Troupe Member of the Month - Jan Conradt & Suzy
Jan has been a member of the PAWSitive TherapyTroup since 2015. She started with her miniature red poodle Dickens. They listened to children read, visited assisted living centers, and enjoyed being in the Nutcracker in 2015. Upon Dicken’s retirement in 2017 Jan tested with her one year old poodle, Suzy, and became a new team with the troupe.
On their first official visit to listen to children read they were teamed with a more experienced team (their Sheltie friend Ellie and her partner). As Ellie relaxed and lie on her side to listen, Suzy observed and adopted Ellie’s listening position as one of her favorites. Although, sometimes the readers think Suzy is sleeping and not listening, Jan assures them that Suzy is happily listening and enjoying the sound of their voices. Suzy and Jan are monthly regulars at Mooseheart School and White Eagle School (which is in the district where they live). They have also made special visits to assisted living centers, and summer school and library activities. Jan enjoys being able to volunteer and serve her community with her dog as her partner.
Here is what Jan has to say about Suzy and her PAWSitive therapy Troupe experiences:
I like to interact with people and also enjoy watching how people interact with my partner Suzy. When children read to Suzy, they scratch her head, scratch and rub her back, touch her paws or tail, show her the pictures on each page, and look at her eyes to make sure she is aware and listening. Suzy is always ready to go back and get on her little rug and relax and listen to them again! I have two memorable experiences to share. First, As Suzy and I listened to a 1st grader read to Suzy for the second time, he came prepared with lots of questions about Suzy. We sat on the floor on a big pillow with Suzy next to the student. As Suzy lay close to the student with her head on his knee, he asked his multiple questions about her , ending with “Does Suzy love me?” The answer was obvious and he was then ready to read. Second, we were meeting people at an assisted living center and I asked a resident in a wheel chair if she would like to meet my dog. I was holding Suzy in my arms so the woman could see her. I introduced Suzy and the woman exclaimed quickly with a smile and happy voice, “My name is Suzy, too!" We had a nice chat as she patted Suzy. I am honored to be part of this group that gives so much to so many people. It is also enriching to my life and my partner Suzy.
On behalf of all of us in the PAWSitive Therapy Troupe, thank YOU Jan and Suzy for your years of devoted service!
The PAWSitive Therapy Troupe is an all-volunteer 501(c)(3) public charity dedicated to sharing registered therapy dogs with individuals in a wide variety of health care and educational settings--bringing comfort, support and encouragement through the unique healing power of the human-animal bond.
What is the PAWSitive Therapy Troupe?
The PAWSitive Therapy Troupe is an Animal-Assisted Activities and Therapy program designed to share registered therapy dogs with patients and students in a variety of health care and educational settings.
What are Animal-Assisted Activities / Therapy?

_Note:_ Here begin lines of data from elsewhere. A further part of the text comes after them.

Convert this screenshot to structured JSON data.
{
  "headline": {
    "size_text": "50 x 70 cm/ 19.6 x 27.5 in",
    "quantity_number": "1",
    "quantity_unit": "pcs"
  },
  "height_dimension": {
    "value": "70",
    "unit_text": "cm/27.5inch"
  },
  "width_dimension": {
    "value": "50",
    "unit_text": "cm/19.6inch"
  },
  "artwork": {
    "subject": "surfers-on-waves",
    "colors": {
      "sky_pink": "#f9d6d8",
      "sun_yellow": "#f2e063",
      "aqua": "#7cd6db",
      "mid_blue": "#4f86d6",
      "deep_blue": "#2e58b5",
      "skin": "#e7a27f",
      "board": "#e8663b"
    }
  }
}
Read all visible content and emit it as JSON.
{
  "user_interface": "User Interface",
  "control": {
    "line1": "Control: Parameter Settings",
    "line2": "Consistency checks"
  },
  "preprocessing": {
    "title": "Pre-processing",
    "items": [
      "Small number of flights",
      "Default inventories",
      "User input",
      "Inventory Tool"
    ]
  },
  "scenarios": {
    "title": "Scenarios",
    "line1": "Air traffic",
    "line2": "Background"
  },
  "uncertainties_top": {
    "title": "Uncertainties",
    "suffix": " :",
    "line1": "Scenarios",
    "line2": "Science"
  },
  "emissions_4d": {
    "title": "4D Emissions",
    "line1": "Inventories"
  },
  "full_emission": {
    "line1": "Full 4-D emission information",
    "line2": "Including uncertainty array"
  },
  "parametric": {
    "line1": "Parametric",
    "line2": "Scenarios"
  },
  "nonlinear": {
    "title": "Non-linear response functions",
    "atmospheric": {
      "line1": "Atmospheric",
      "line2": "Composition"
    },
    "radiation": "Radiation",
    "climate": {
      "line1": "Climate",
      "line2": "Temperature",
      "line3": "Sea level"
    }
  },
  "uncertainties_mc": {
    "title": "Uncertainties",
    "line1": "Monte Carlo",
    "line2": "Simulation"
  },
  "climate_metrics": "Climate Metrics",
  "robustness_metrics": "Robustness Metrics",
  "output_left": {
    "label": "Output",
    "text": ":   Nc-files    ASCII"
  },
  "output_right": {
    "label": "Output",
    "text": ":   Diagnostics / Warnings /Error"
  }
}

Animal-Assisted Activities (AAA) share registered therapy dogs with patients or students in a variety of activities such as individual bedside visits, entertaining demonstrations or educational sessions. Animal- Assisted Activities are not necessarily goal-directed, but they are nonetheless certainly therapeutic in nature.
Animal-Assisted Therapy (AAT) is goal-directed intervention in which a therapy dog is an integral part of the clinical treatment process. It is directed by a licensed health care or education professional with specialized expertise and within the scope of his or her profession. AAT is designed to promote improvement in physical, social, emotional and / or cognitive functioning / reading skills. This process is documented in the health care record by the health care professional or in the education plan by the education professional.
Is there a Difference Between a Therapy Dog and a Service Dog?
Yes! Therapy dogs are NOT “service”, or “assistance” dogs. Service dogs include guide dogs for the blind; hearing dogs that alert their owners to sounds; mobility assistance dogs, which may pull a wheelchair or directly support a person; seizure alert dogs; and others like them. Service dogs are covered under the Americans With Disabilities Act. People with disabilities can BY LAW, take their service dogs with them wherever they go, including planes, restaurants, sporting events, etc.
Many people are under the mistaken impression that therapy dogs and their handlers have the same rights of access as people with disabilities and their service animals. Therapy dogs are NOT service dogs. They are NOT allowed to accompany their handlers wherever they go. Therapy dogs are invited into hospitals, nursing homes or schools to work with patients or students on very specific tasks, or simply to bring their unconditional love to the many people who need them in these facilities. Therapy dogs and their handlers have no more rights of access than anyone with a companion animal or pet.
Therapy dogs are always first and foremost beloved family pets. You cannot “buy” a ready made therapy dog. Therapy dogs and their owners, because of their interest in therapy work have undergone additional rigorous training to prepare them to function reliably in health care or educational settings. Therapy dogs live at home with their families when they are not working.